Moreover, his 2013 budget proposes $2 million to support medical residency programs in Iowa – especially in rural areas. “Last year, we came together and created a public-private partnership to help doctors serving rural areas repay their costly loans,” he said.
“My second proposal provides $2 million to launch the Rural Physician Loan Repayment Program and expand it to include OB-GYN and emergency medicine doctors as well as primary care physicians.”

But Branstad said the state’s “successes do not end with the state budget … We also completely redesigned our state’s economic development efforts through the creation of the new Iowa Economic Development Authority, the Iowa Innovation Council, and the Iowa Partnership for Economic Progress.”

He added “these efforts have paid big dividends,” leading to the two largest private capital investments in Iowa history, with the construction of new fertilizer facilities in Lee and Woodbury counties.
“All totaled, in the two years since this administration took office,” Branstad said, “our efforts have landed more than $5.3 billion in capital investments in Iowa. These investments translate into jobs for thousands of Iowans and higher incomes for so many Iowa families.”

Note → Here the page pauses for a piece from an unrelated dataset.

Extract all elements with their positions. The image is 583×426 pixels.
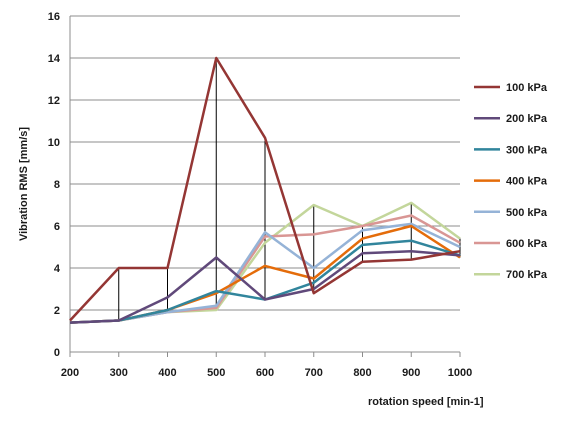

As the 2013 Iowa legislative session begins, the ICGA said it will be working with state lawmakers to promote policies and programs important to Iowa corn growers, including monitoring policies that could negatively affect farmers. Last August, ICGA representatives reinstated expiring policies and adopted new resolutions at the ICGA’s annual policy conference in Des Moines.

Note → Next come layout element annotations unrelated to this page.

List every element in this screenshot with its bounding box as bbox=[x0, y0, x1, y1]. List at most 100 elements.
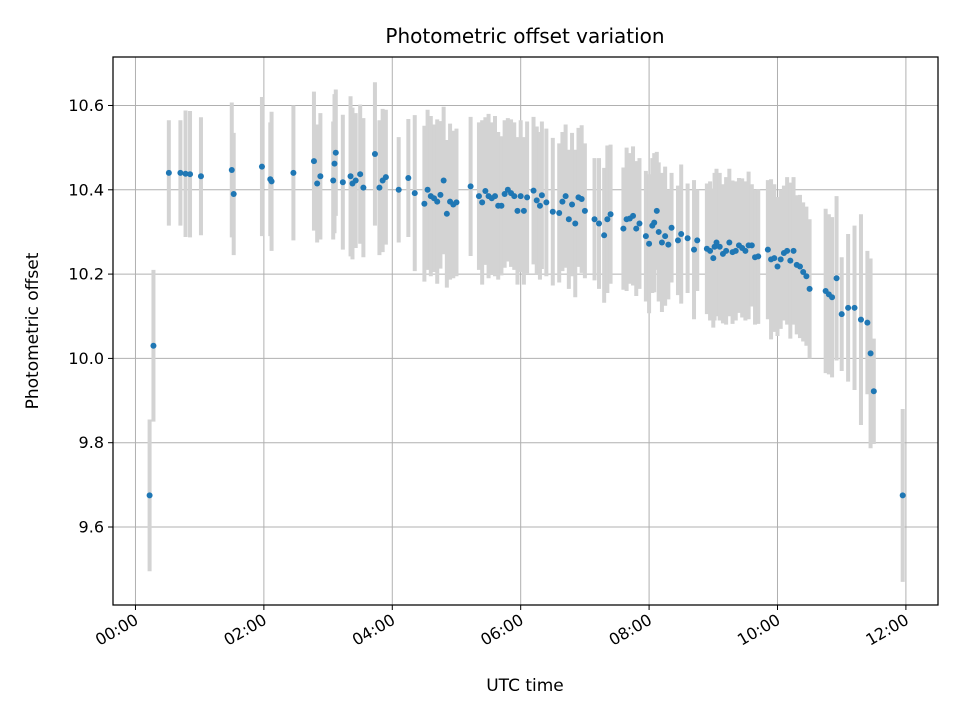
data-point bbox=[684, 235, 691, 242]
data-point bbox=[662, 233, 669, 240]
chart-title: Photometric offset variation bbox=[385, 24, 664, 48]
data-point bbox=[538, 192, 545, 199]
data-point bbox=[774, 263, 781, 270]
data-point bbox=[658, 239, 665, 246]
data-point bbox=[845, 304, 852, 311]
data-point bbox=[360, 184, 367, 191]
data-point bbox=[642, 233, 649, 240]
data-point bbox=[146, 492, 153, 499]
data-point bbox=[829, 294, 836, 301]
data-point bbox=[833, 275, 840, 282]
data-point bbox=[604, 216, 611, 223]
data-point bbox=[803, 273, 810, 280]
data-point bbox=[530, 187, 537, 194]
data-point bbox=[230, 191, 237, 197]
data-point bbox=[636, 220, 643, 227]
data-point bbox=[707, 247, 714, 254]
data-point bbox=[330, 177, 337, 184]
data-point bbox=[511, 193, 518, 200]
data-point bbox=[549, 208, 556, 215]
data-point bbox=[421, 200, 428, 207]
data-point bbox=[310, 158, 317, 165]
data-point bbox=[607, 211, 614, 218]
data-point bbox=[864, 319, 871, 326]
data-point bbox=[726, 239, 733, 246]
data-point bbox=[290, 169, 297, 176]
data-point bbox=[764, 246, 771, 253]
data-point bbox=[177, 169, 184, 176]
data-point bbox=[562, 193, 569, 200]
data-point bbox=[258, 163, 265, 170]
x-tick-label: 00:00 bbox=[92, 610, 141, 650]
error-bars bbox=[147, 82, 905, 582]
data-point bbox=[165, 169, 172, 176]
data-point bbox=[732, 247, 739, 254]
data-point bbox=[443, 210, 450, 217]
data-point bbox=[755, 253, 762, 260]
data-point bbox=[395, 186, 402, 193]
data-point bbox=[197, 173, 204, 180]
data-point bbox=[581, 207, 588, 214]
data-point bbox=[867, 350, 874, 357]
data-point bbox=[314, 180, 321, 187]
y-tick-label: 10.6 bbox=[68, 96, 104, 115]
data-point bbox=[332, 149, 339, 156]
data-point bbox=[572, 220, 579, 227]
data-point bbox=[376, 184, 383, 191]
data-point bbox=[228, 166, 235, 173]
data-point bbox=[150, 342, 157, 349]
data-point bbox=[339, 179, 346, 186]
x-tick-label: 08:00 bbox=[606, 610, 655, 650]
data-point bbox=[536, 202, 543, 209]
data-point bbox=[411, 190, 418, 197]
x-tick-label: 10:00 bbox=[734, 610, 783, 650]
data-point bbox=[630, 212, 637, 219]
data-point bbox=[533, 197, 540, 204]
y-tick-label: 9.8 bbox=[79, 433, 104, 452]
data-point bbox=[694, 237, 701, 244]
data-point bbox=[479, 199, 486, 206]
data-point bbox=[678, 231, 685, 238]
data-point bbox=[655, 228, 662, 235]
data-point bbox=[596, 220, 603, 227]
data-point bbox=[787, 257, 794, 264]
data-point bbox=[838, 311, 845, 318]
y-tick-label: 10.0 bbox=[68, 349, 104, 368]
data-point bbox=[748, 242, 755, 249]
data-point bbox=[851, 304, 858, 311]
data-point bbox=[784, 247, 791, 254]
data-point bbox=[437, 191, 444, 198]
data-point bbox=[453, 199, 460, 206]
y-axis: 9.6 9.8 10.0 10.2 10.4 10.6 bbox=[68, 96, 113, 537]
data-point bbox=[713, 239, 720, 246]
data-point bbox=[723, 247, 730, 254]
x-tick-label: 02:00 bbox=[220, 610, 269, 650]
y-tick-label: 9.6 bbox=[79, 518, 104, 537]
data-point bbox=[651, 219, 658, 226]
data-point bbox=[620, 225, 627, 232]
data-point bbox=[357, 171, 364, 178]
data-point bbox=[710, 255, 717, 262]
data-point bbox=[771, 255, 778, 262]
data-point bbox=[870, 388, 877, 395]
x-tick-label: 06:00 bbox=[477, 610, 526, 650]
data-point bbox=[716, 243, 723, 250]
y-tick-label: 10.2 bbox=[68, 265, 104, 284]
data-point bbox=[501, 191, 508, 197]
data-point bbox=[382, 174, 389, 181]
data-point bbox=[187, 171, 194, 178]
x-tick-label: 04:00 bbox=[349, 610, 398, 650]
data-point bbox=[347, 173, 354, 180]
y-axis-label: Photometric offset bbox=[23, 252, 43, 409]
data-point bbox=[899, 492, 906, 499]
data-point bbox=[559, 198, 566, 205]
data-point bbox=[668, 224, 675, 231]
data-point bbox=[800, 268, 807, 275]
plot-frame bbox=[112, 56, 939, 606]
data-point bbox=[633, 225, 640, 232]
data-point bbox=[591, 216, 598, 223]
data-points bbox=[146, 149, 906, 499]
data-point bbox=[742, 247, 749, 254]
data-point bbox=[777, 256, 784, 263]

Among the list of 2013 priorities the ICGA will be working on with state lawmakers are: funding for the Iowa Department of Agriculture and Land Stewardship to support budget requests; implementing the Iowa Nutrient Reduction Strategy by increasing conservation/water quality funds; and supporting new funding for E15 from renewable fuels infrastructure, as well as opposing diversions to other fuels, such as natural gas.

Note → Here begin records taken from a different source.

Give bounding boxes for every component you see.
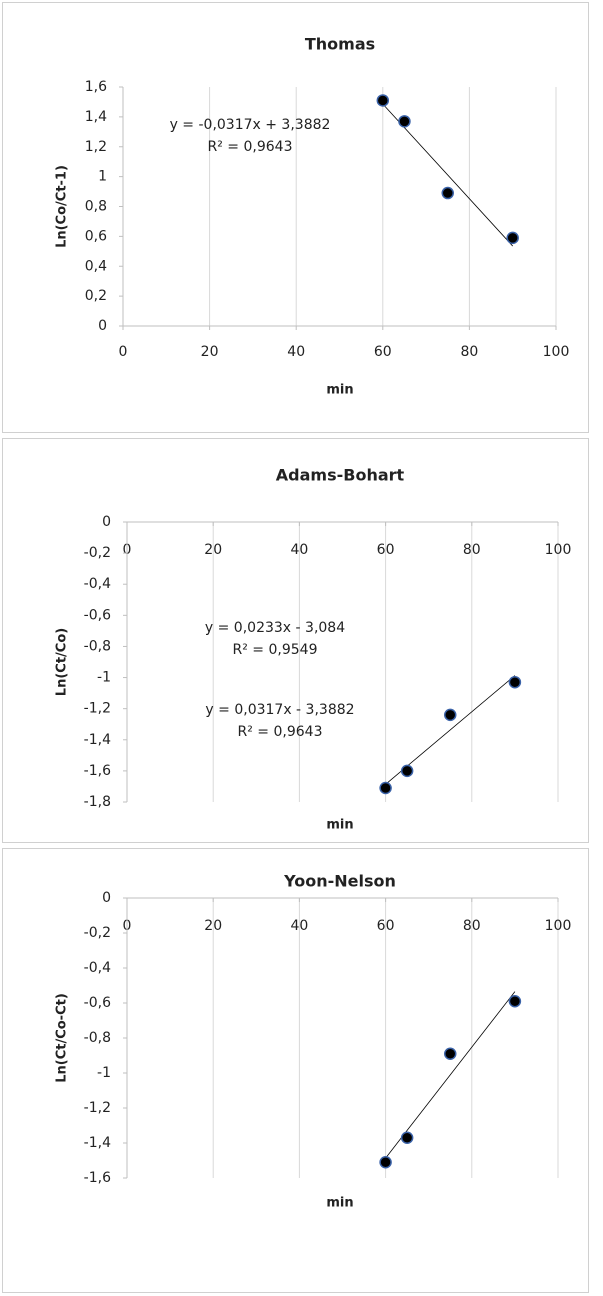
x-tick-label: 40 xyxy=(287,344,305,360)
data-point xyxy=(506,231,519,245)
trendline xyxy=(385,991,516,1159)
chart-title: Adams-Bohart xyxy=(276,466,405,485)
y-tick-label: 0,6 xyxy=(85,228,107,244)
y-tick-label: -1,6 xyxy=(84,763,111,779)
y-tick-label: 0,8 xyxy=(85,199,107,215)
x-tick-label: 100 xyxy=(545,542,572,558)
y-axis-label: Ln(Ct/Co-Ct) xyxy=(55,993,70,1083)
x-tick-label: 0 xyxy=(119,344,128,360)
y-tick-label: -1,2 xyxy=(84,701,111,717)
chart-panel: Yoon-Nelson 0 20 40 60 80 100 -1,6 -1,4 -1,2 -1 -0,… xyxy=(2,702,589,1293)
y-tick-label: -0,6 xyxy=(84,995,111,1011)
x-tick-label: 20 xyxy=(201,344,219,360)
data-point xyxy=(379,781,392,795)
chart-panel: Adams-Bohart 0 20 40 60 80 100 -1,8 -1,6 -1,4 -1,2… xyxy=(2,438,589,843)
y-tick-label: -1 xyxy=(97,670,111,686)
chart-panel: Thomas 0 20 40 60 80 100 0 0,2 0,4 0,6 0,8 1 1,2 1,4 1,… xyxy=(2,2,589,433)
y-tick-label: -1,8 xyxy=(84,794,111,810)
y-tick-label: -0,8 xyxy=(84,1030,111,1046)
x-tick-label: 20 xyxy=(204,542,222,558)
x-tick-label: 20 xyxy=(204,918,222,934)
trendline-equation: y = 0,0233x - 3,084 xyxy=(205,620,345,636)
y-axis-label: Ln(Ct/Co) xyxy=(55,628,70,696)
chart-title: Thomas xyxy=(305,35,375,54)
data-point xyxy=(508,675,522,689)
trendline-equation: y = 0,0317x - 3,3882 xyxy=(205,702,354,718)
x-tick-label: 100 xyxy=(545,918,572,934)
y-tick-label: 0 xyxy=(102,890,111,906)
y-tick-label: -0,2 xyxy=(84,925,111,941)
y-tick-label: -1,4 xyxy=(84,732,111,748)
x-axis-label: min xyxy=(326,383,353,398)
y-tick-label: -0,2 xyxy=(84,545,111,561)
data-point xyxy=(441,186,454,200)
data-point xyxy=(400,764,414,778)
data-point xyxy=(400,1131,414,1144)
y-tick-label: -1,6 xyxy=(84,1170,111,1186)
y-tick-label: 0,4 xyxy=(85,258,107,274)
data-point xyxy=(398,115,411,128)
x-tick-label: 60 xyxy=(377,918,395,934)
trendline-equation: y = -0,0317x + 3,3882 xyxy=(170,117,331,133)
x-tick-label: 40 xyxy=(290,542,308,558)
y-tick-label: 1 xyxy=(98,169,107,185)
y-tick-label: 1,2 xyxy=(85,139,107,155)
data-point xyxy=(444,708,457,722)
x-tick-label: 60 xyxy=(377,542,395,558)
y-tick-label: -0,6 xyxy=(84,607,111,623)
data-point xyxy=(376,94,390,107)
y-tick-label: 0,2 xyxy=(85,288,107,304)
y-tick-label: 0 xyxy=(102,514,111,530)
y-tick-label: -0,4 xyxy=(84,576,111,592)
y-tick-label: -1,4 xyxy=(84,1135,111,1151)
y-tick-label: -0,8 xyxy=(84,638,111,654)
data-point xyxy=(379,1156,392,1169)
trendline xyxy=(382,103,513,247)
x-tick-label: 100 xyxy=(543,344,570,360)
y-axis-label: Ln(Co/Ct-1) xyxy=(55,165,70,248)
y-tick-label: 1,6 xyxy=(85,79,107,95)
trendline-r2: R² = 0,9643 xyxy=(238,724,323,740)
x-axis-label: min xyxy=(326,818,353,833)
data-point xyxy=(444,1047,457,1060)
trendline-r2: R² = 0,9549 xyxy=(233,642,318,658)
x-tick-label: 40 xyxy=(290,918,308,934)
chart-title: Yoon-Nelson xyxy=(283,872,396,891)
x-tick-label: 60 xyxy=(374,344,392,360)
y-tick-label: -1 xyxy=(97,1065,111,1081)
y-tick-label: 0 xyxy=(98,318,107,334)
x-tick-label: 80 xyxy=(463,918,481,934)
x-axis-label: min xyxy=(326,1196,353,1211)
x-tick-label: 80 xyxy=(463,542,481,558)
panel-border xyxy=(2,2,589,433)
trendline-r2: R² = 0,9643 xyxy=(208,139,293,155)
y-tick-label: -0,4 xyxy=(84,960,111,976)
panel-border xyxy=(2,438,589,843)
x-tick-label: 80 xyxy=(460,344,478,360)
y-tick-label: 1,4 xyxy=(85,109,107,125)
data-point xyxy=(508,995,522,1008)
y-tick-label: -1,2 xyxy=(84,1100,111,1116)
panel-border xyxy=(2,848,589,1293)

In addition, the ICGA said it would support the state’s livestock industry and the existing laws regulating livestock operations; support efforts to reduce or revise unnecessary or unworkable regulations for agriculture; and support funding for agriculture-related research at Iowa State University (Ag State Proposal).
Regarding property taxes and transportation, the ICGA said it would work with the Iowa legislature to “maintain the agriculture productivity formula” and property tax with the Iowa Department of Revenue, opposing shifts to row-crop farmland.

The ICGA said it would also seek increased funding, including a fuel tax increase for roads and bridges. It stated Iowa’s bridges and roads are essential to corn production, as rural byways make up nearly 90,000 miles of Iowa’s 114,000-mile road system.